Majority Element - (Boyer-Moore-Voting-Algo)

Problem Link

Problem: Majority Element

Problem Statement

Given an array nums of size n, return the majority element.

The majority element is the element that appears more than ⌊n / 2⌋ times.
It is guaranteed that the majority element always exists.

Examples

Example 1
Input: nums = [3,2,3]
Output: 3

Example 2
Input: nums = [2,2,1,1,1,2,2]
Output: 2

Constraints

n == nums.length
1 <= n <= 5 * 10⁴
-10⁹ <= nums[i] <= 10⁹
A majority element always exists

Intuition

The problem asks for an element that appears more than half the time in the array.

A greedy cancellation approach (Boyer-Moore Voting Algorithm) can be used to solve it in O(n) time and O(1) space.

Approach

Boyer-Moore Voting Algorithm

Initialize candidate with the first element and set votes = 1.
Iterate over the array:
- If the current number is equal to the candidate, increment the vote.
- If it's different, decrement the vote.
- If the vote drops to 0, change the candidate to the current number and reset vote to 1.
At the end, the candidate will be the majority element (guaranteed by the problem).

Code (Java – Optimal O(n) Time, O(1) Space)

class Solution {
    public int majorityElement(int[] nums) {
        int candi = nums[0];
        int vote = 1;

        for (int i = 1; i < nums.length; i++) {
            if (nums[i] == candi) {
                vote++;
            } else if (vote == 0) {
                candi = nums[i];
                vote = 1;
            } else {
                vote--;
            }
        }

        return candi;
    }
}

Time and Space Complexity

Time Complexity: O(n)
Space Complexity: O(1)

Brute Force Approach

Idea

Use a HashMap to count the frequency of each element.
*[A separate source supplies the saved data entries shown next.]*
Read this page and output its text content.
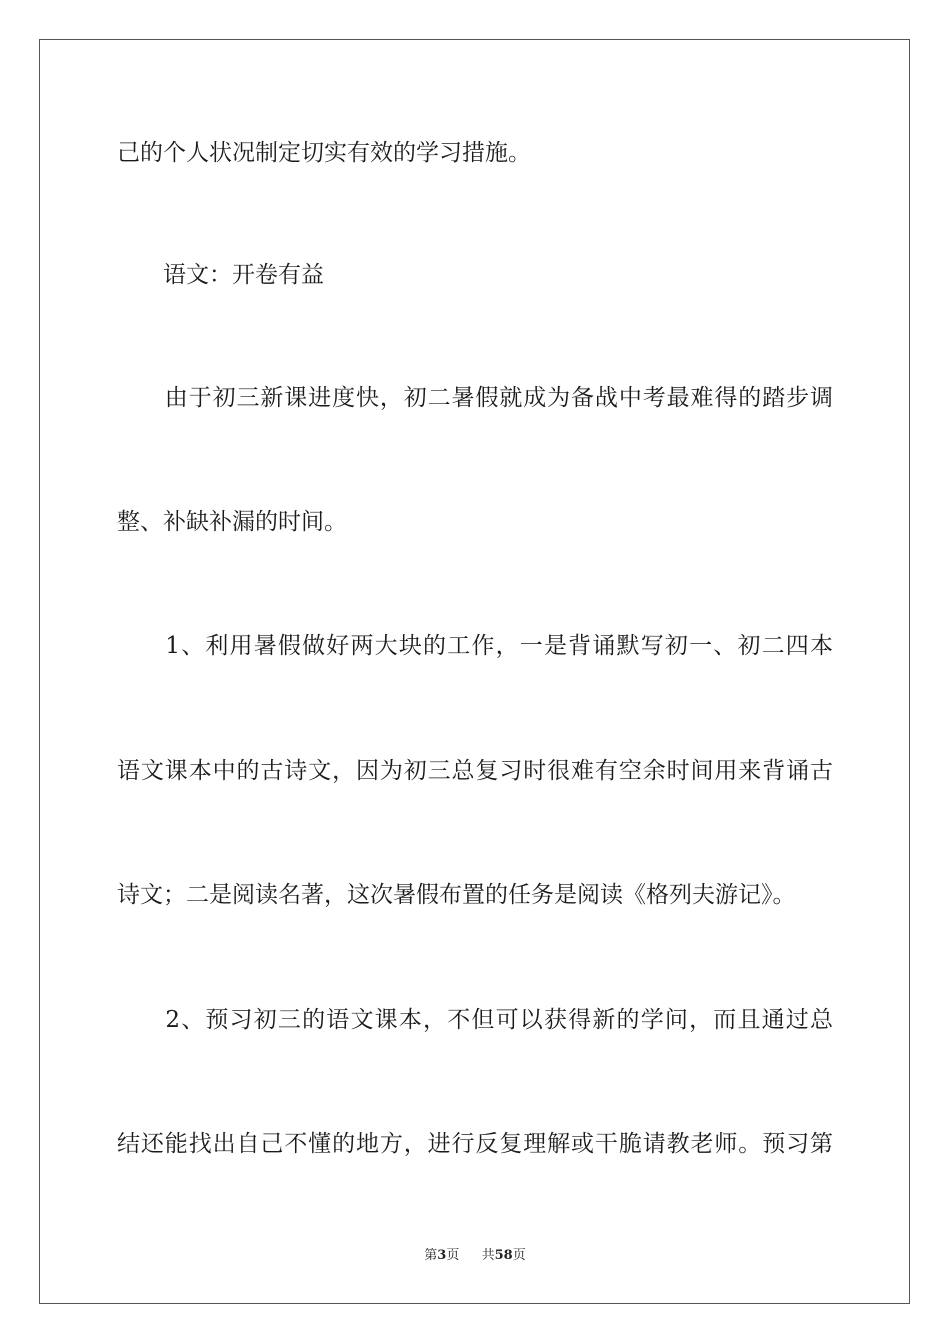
己的个人状况制定切实有效的学习措施。
　　语文：开卷有益
　　由于初三新课进度快，初二暑假就成为备战中考最难得的踏步调
整、补缺补漏的时间。
　　1、利用暑假做好两大块的工作，一是背诵默写初一、初二四本
语文课本中的古诗文，因为初三总复习时很难有空余时间用来背诵古
诗文；二是阅读名著，这次暑假布置的任务是阅读《格列夫游记》。
　　2、预习初三的语文课本，不但可以获得新的学问，而且通过总
结还能找出自己不懂的地方，进行反复理解或干脆请教老师。预习第
第3页 共58页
Return the one whose count exceeds n / 2.

Code (Java – Brute Force)

class Solution {
    public int majorityElement(int[] nums) {
        Map<Integer, Integer> map = new HashMap<>();
        int threshold = nums.length / 2;

        for (int num : nums) {
            int freq = map.getOrDefault(num, 0) + 1;
            map.put(num, freq);
            if (freq > threshold) return num;
        }

        return -1;
    }
}

Time Complexity: O(n)
Space Complexity: O(n)

Dry Run of Boyer-Moore

Input: `nums = [2,2,1,1,1,2,2]`

i	nums[i]	candidate	vote	Action
0	2	2	1	Initialize
1	2	2	2	Same as candidate, vote++
2	1	2	1	Different, vote--
3	1	2	0	Different, vote--
4	1	1	1	vote was 0, set new candidate
5	2	1	0	Different, vote--
6	2	2	1	vote was 0, set new candidate

Result: 2

Conclusion

The Boyer-Moore Voting Algorithm is a highly efficient and elegant solution for the majority element problem. It leverages the fact that the majority element is guaranteed to exist and cancels out minority elements to find the correct one in linear time and constant space.